Like so many other fly fishers — and unbeknownst to them, future fly fishers, I headed to a theater soon after the movie was released in 1992.

I had done some fly fishing prior to the movie and it is safe to say I was on my way to more, but there is little doubt  “A River Runs Through It” hastened my interest.

I had a chance to relive the past recently when Robert Redford, director and producer of the movie that changed fly fishing forever, held a special 25th anniversary screening at Sundance Resort – the resort he founded and still owns in Utah.

After an introduction to the movie by Redford, we settled in to watch it like I had all those years ago - on a big screen and surrounded by other fly fishers.

Robert Redford on "A River Runs Through It"

Robert Redford talks to the audience before the special 25th anniversary screening of “A River Runs Through It” at Sundance Resort.

The moment I had vividly remembered from the 1992 trip to the theater came when the main character Norman went to wipe off his neck while fishing and found a giant stonefly crawling on his hand. I, and every other angler in the theater, let out a gasp during the scene.

The same “oh my, the fishing is going to be awesome” gasp came from the audience 25 years later.

My second favorite scene in the movie came not long after when Norman presented his brother Paul, the character played by Pitt, with a “Bunyan Bug Stonefly #2” fly pattern. Paul graciously accepted the fly and ventured off to put it to use. A large trout took the fly and then proceeded to head downstream. Rather than lose the fish, Paul followed it downstream and eventually let the current float him along with the fish.

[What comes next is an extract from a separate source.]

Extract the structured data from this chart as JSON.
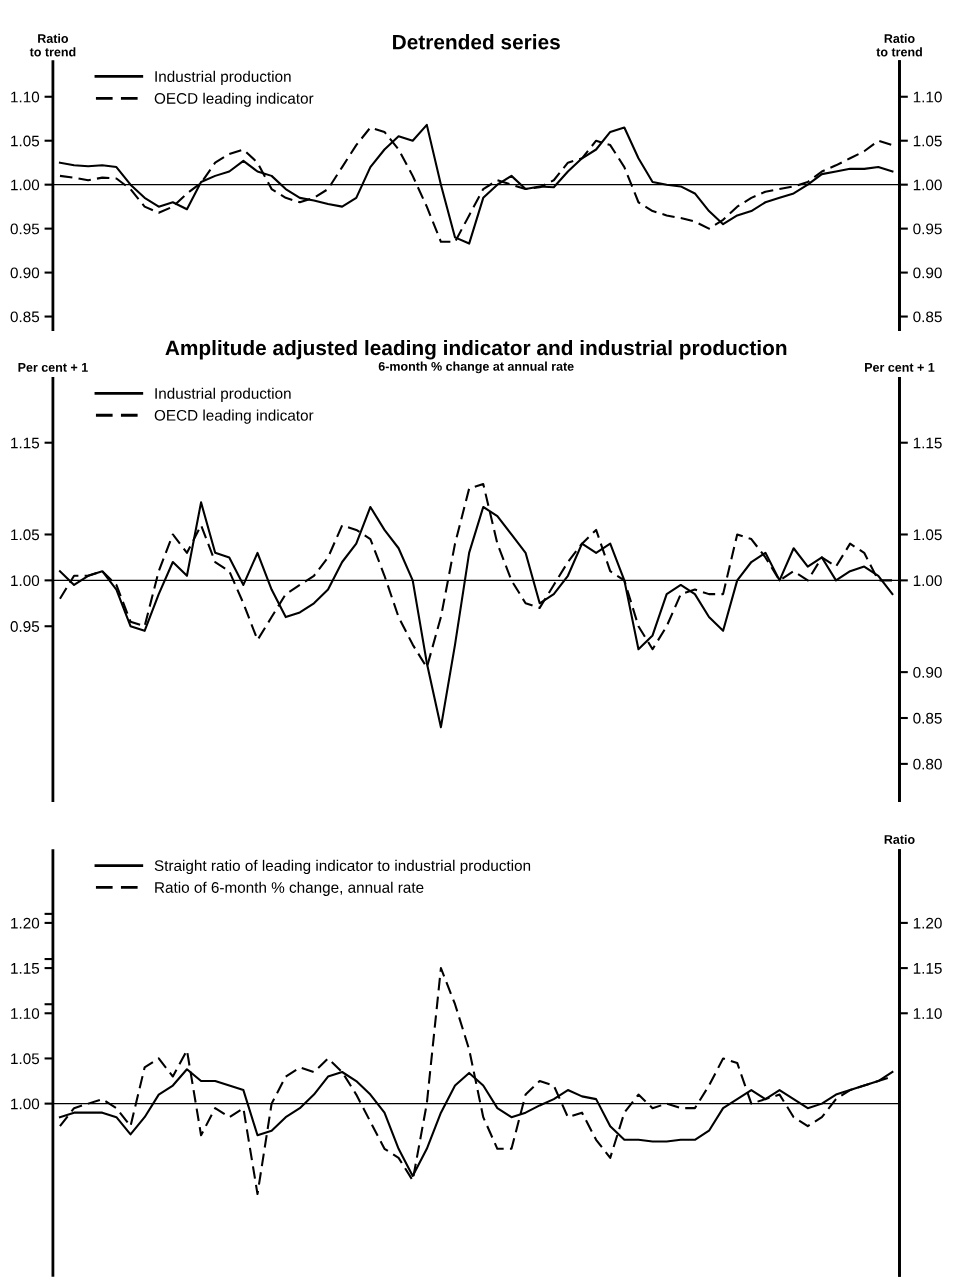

A River Runs Through It (6/8) Movie CLIP - Witnessing Perfection (1992) HD

It didn’t take long for the movie to impact the fly fishing world. Interest in fly fishing immediately picked up and within a year most fly fishing shops and associated businesses reported a 50 percent increase. Trout Unlimited played a consulting role in the movie and is recognized as such in the end credits.

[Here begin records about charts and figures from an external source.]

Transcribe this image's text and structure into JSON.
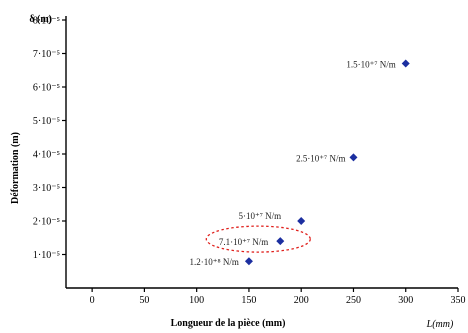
{
  "chart_data": {
    "type": "scatter",
    "xlabel": "Longueur de la pièce (mm)",
    "ylabel": "Déformation (m)",
    "y_unit_label": "δ (m)",
    "x_unit_label": "L(mm)",
    "xlim": [
      -25,
      350
    ],
    "ylim": [
      0,
      8e-05
    ],
    "x_ticks": [
      0,
      50,
      100,
      150,
      200,
      250,
      300,
      350
    ],
    "x_tick_labels": [
      "0",
      "50",
      "100",
      "150",
      "200",
      "250",
      "300",
      "350"
    ],
    "y_ticks": [
      1e-05,
      2e-05,
      3e-05,
      4e-05,
      5e-05,
      6e-05,
      7e-05,
      8e-05
    ],
    "y_tick_labels": [
      "1·10⁻⁵",
      "2·10⁻⁵",
      "3·10⁻⁵",
      "4·10⁻⁵",
      "5·10⁻⁵",
      "6·10⁻⁵",
      "7·10⁻⁵",
      "8·10⁻⁵"
    ],
    "grid": false,
    "legend": "none",
    "marker": "diamond",
    "marker_color": "#1c2fa0",
    "points": [
      {
        "x": 150,
        "y": 8e-06,
        "label": "1.2·10⁺⁸ N/m"
      },
      {
        "x": 180,
        "y": 1.4e-05,
        "label": "7.1·10⁺⁷ N/m",
        "highlighted": true
      },
      {
        "x": 200,
        "y": 2e-05,
        "label": "5·10⁺⁷ N/m"
      },
      {
        "x": 250,
        "y": 3.9e-05,
        "label": "2.5·10⁺⁷ N/m"
      },
      {
        "x": 300,
        "y": 6.7e-05,
        "label": "1.5·10⁺⁷ N/m"
      }
    ],
    "highlight_color": "#e0201c"
  }
}
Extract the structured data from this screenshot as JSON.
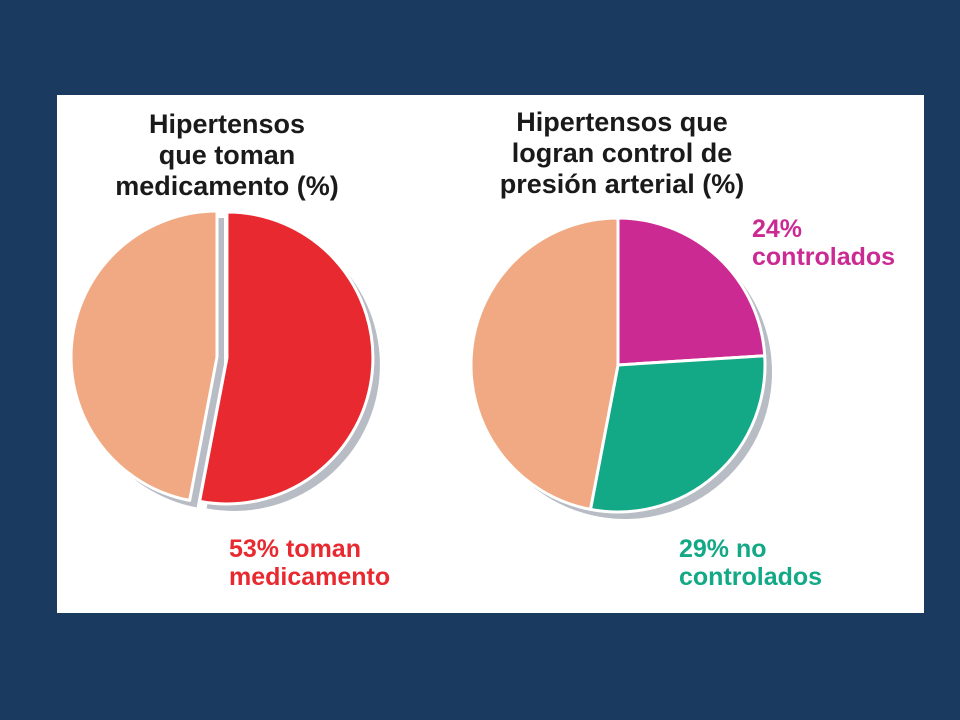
{
  "colors": {
    "background": "#1b3a5f",
    "panel": "#ffffff",
    "remainder_slice": "#f0a982",
    "shadow": "#b8bcc4",
    "toman_medicamento": "#e8292f",
    "controlados": "#cc2a93",
    "no_controlados": "#13a886"
  },
  "chart_data": [
    {
      "type": "pie",
      "title_lines": [
        "Hipertensos",
        "que toman",
        "medicamento (%)"
      ],
      "slices": [
        {
          "value": 53,
          "color_key": "toman_medicamento",
          "label_lines": [
            "53% toman",
            "medicamento"
          ],
          "exploded": true
        },
        {
          "value": 47,
          "color_key": "remainder_slice",
          "label_lines": []
        }
      ]
    },
    {
      "type": "pie",
      "title_lines": [
        "Hipertensos que",
        "logran control de",
        "presión arterial (%)"
      ],
      "slices": [
        {
          "value": 24,
          "color_key": "controlados",
          "label_lines": [
            "24%",
            "controlados"
          ],
          "exploded": false
        },
        {
          "value": 29,
          "color_key": "no_controlados",
          "label_lines": [
            "29% no",
            "controlados"
          ],
          "exploded": false
        },
        {
          "value": 47,
          "color_key": "remainder_slice",
          "label_lines": []
        }
      ]
    }
  ]
}
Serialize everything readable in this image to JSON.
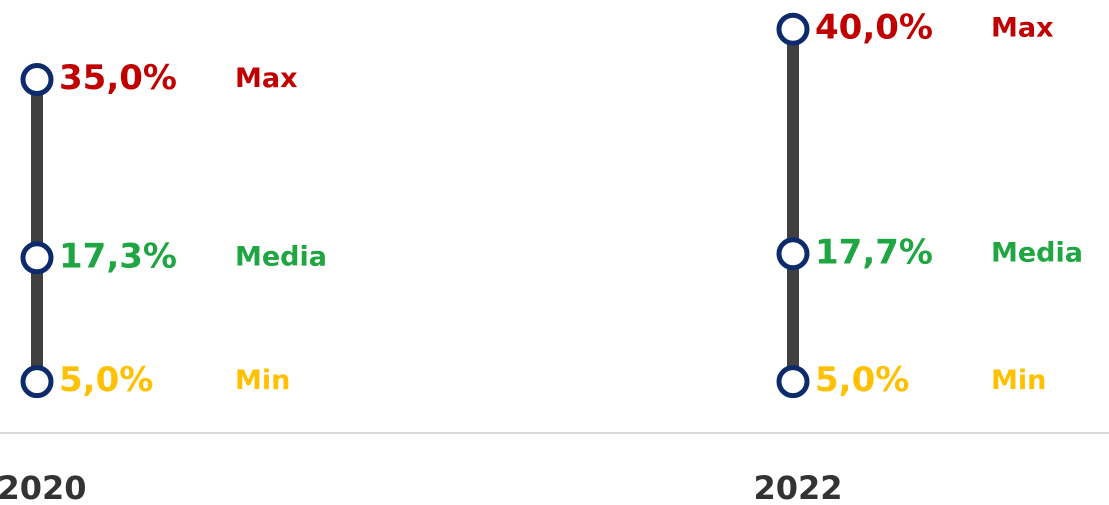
{
  "chart_data": {
    "type": "range",
    "categories": [
      "2020",
      "2022"
    ],
    "series": [
      {
        "name": "Max",
        "color": "#c00000",
        "values": [
          35.0,
          40.0
        ],
        "value_labels": [
          "35,0%",
          "40,0%"
        ]
      },
      {
        "name": "Media",
        "color": "#1fa541",
        "values": [
          17.3,
          17.7
        ],
        "value_labels": [
          "17,3%",
          "17,7%"
        ]
      },
      {
        "name": "Min",
        "color": "#ffc000",
        "values": [
          5.0,
          5.0
        ],
        "value_labels": [
          "5,0%",
          "5,0%"
        ]
      }
    ],
    "line_color": "#404040",
    "marker_color": "#0d2b6b"
  }
}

TU and our conservation programs also benefitted from the interest generated by the movie. Numbers are a little rough, but it is estimated that membership at Trout Unlimited essentially doubled in the year after the film was released.

“It was the most important thing to ever happen to the fly fishing culture,” Brian Wimmer told the audience gathered for the special screening.

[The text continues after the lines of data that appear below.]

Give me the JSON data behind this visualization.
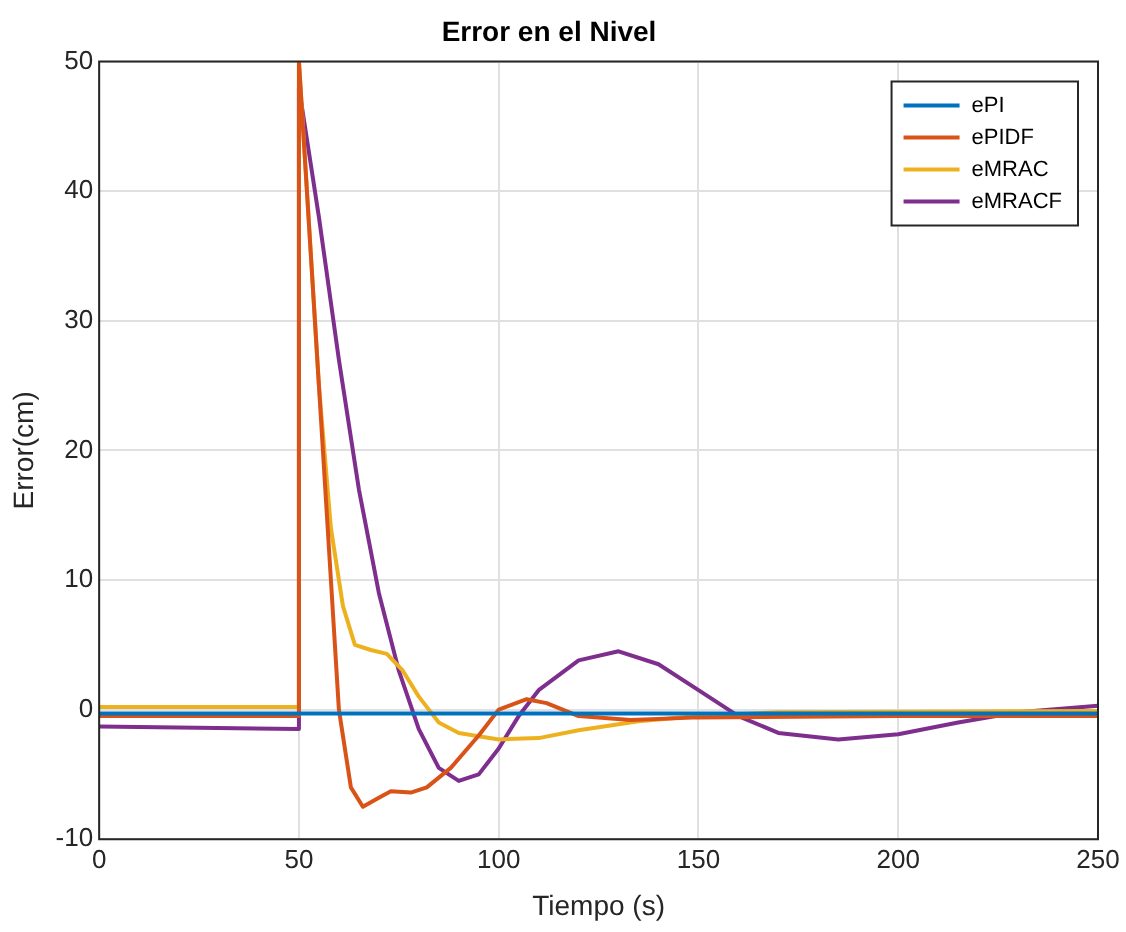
{
  "chart_data": {
    "type": "line",
    "title": "Error en el Nivel",
    "xlabel": "Tiempo (s)",
    "ylabel": "Error(cm)",
    "xlim": [
      0,
      250
    ],
    "xticks": [
      0,
      50,
      100,
      150,
      200,
      250
    ],
    "ylim": [
      -10,
      50
    ],
    "yticks": [
      -10,
      0,
      10,
      20,
      30,
      40,
      50
    ],
    "grid": true,
    "legend": "top right",
    "marker": "none",
    "line_style": "solid",
    "series": [
      {
        "name": "ePI",
        "color": "#0072bd",
        "x": [
          0,
          50,
          100,
          150,
          200,
          250
        ],
        "values": [
          -0.3,
          -0.3,
          -0.3,
          -0.3,
          -0.3,
          -0.3
        ]
      },
      {
        "name": "ePIDF",
        "color": "#d95319",
        "x": [
          0,
          50,
          50,
          53,
          56,
          58,
          60,
          63,
          66,
          70,
          73,
          78,
          82,
          88,
          95,
          100,
          107,
          112,
          120,
          133,
          150,
          200,
          250
        ],
        "values": [
          -0.5,
          -0.5,
          50,
          35,
          20,
          10,
          0,
          -6,
          -7.5,
          -6.8,
          -6.3,
          -6.4,
          -6,
          -4.5,
          -2,
          0,
          0.8,
          0.5,
          -0.5,
          -0.8,
          -0.6,
          -0.5,
          -0.5
        ]
      },
      {
        "name": "eMRAC",
        "color": "#edb120",
        "x": [
          0,
          50,
          50,
          52,
          55,
          58,
          61,
          64,
          68,
          72,
          76,
          80,
          85,
          90,
          100,
          110,
          120,
          135,
          150,
          170,
          250
        ],
        "values": [
          0.2,
          0.2,
          50,
          40,
          25,
          14,
          8,
          5,
          4.6,
          4.3,
          3,
          1,
          -1,
          -1.8,
          -2.3,
          -2.2,
          -1.6,
          -0.9,
          -0.5,
          -0.2,
          -0.1
        ]
      },
      {
        "name": "eMRACF",
        "color": "#7e2f8e",
        "x": [
          0,
          50,
          50,
          55,
          60,
          65,
          70,
          75,
          80,
          85,
          90,
          95,
          100,
          105,
          110,
          120,
          130,
          140,
          150,
          160,
          170,
          185,
          200,
          215,
          230,
          250
        ],
        "values": [
          -1.3,
          -1.5,
          48,
          38,
          27,
          17,
          9,
          3,
          -1.5,
          -4.5,
          -5.5,
          -5,
          -3,
          -0.5,
          1.5,
          3.8,
          4.5,
          3.5,
          1.5,
          -0.5,
          -1.8,
          -2.3,
          -1.9,
          -1,
          -0.2,
          0.3
        ]
      }
    ]
  }
}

Wimmer, who serves as the fly-fishing ambassador at Sundance Resort, actually auditioned for a role in “A River Runs Through It”. In addition to overseeing the fishing guides at Sundance, Wimmer also serves as the president of the local Trout Unlimited Chapter – Alpine Anglers Utah County.

"A River Runs Through It" producer and director Robert Redford talks to actor Brad Pitt about a fishing scene. Courtesy photo.

Of course, there are those who complain the movie brought too much attention to fly fishing and the increased interest put too much pressure on fragile rivers.

Regardless of your take on how it impacted fishing, there is little doubt the film resonated with a lot of people and got them to enjoy the outdoors. I’m all for that.

So take some time to relive the first time you watched the movie or watch it for the first time. You won’t be disappointed.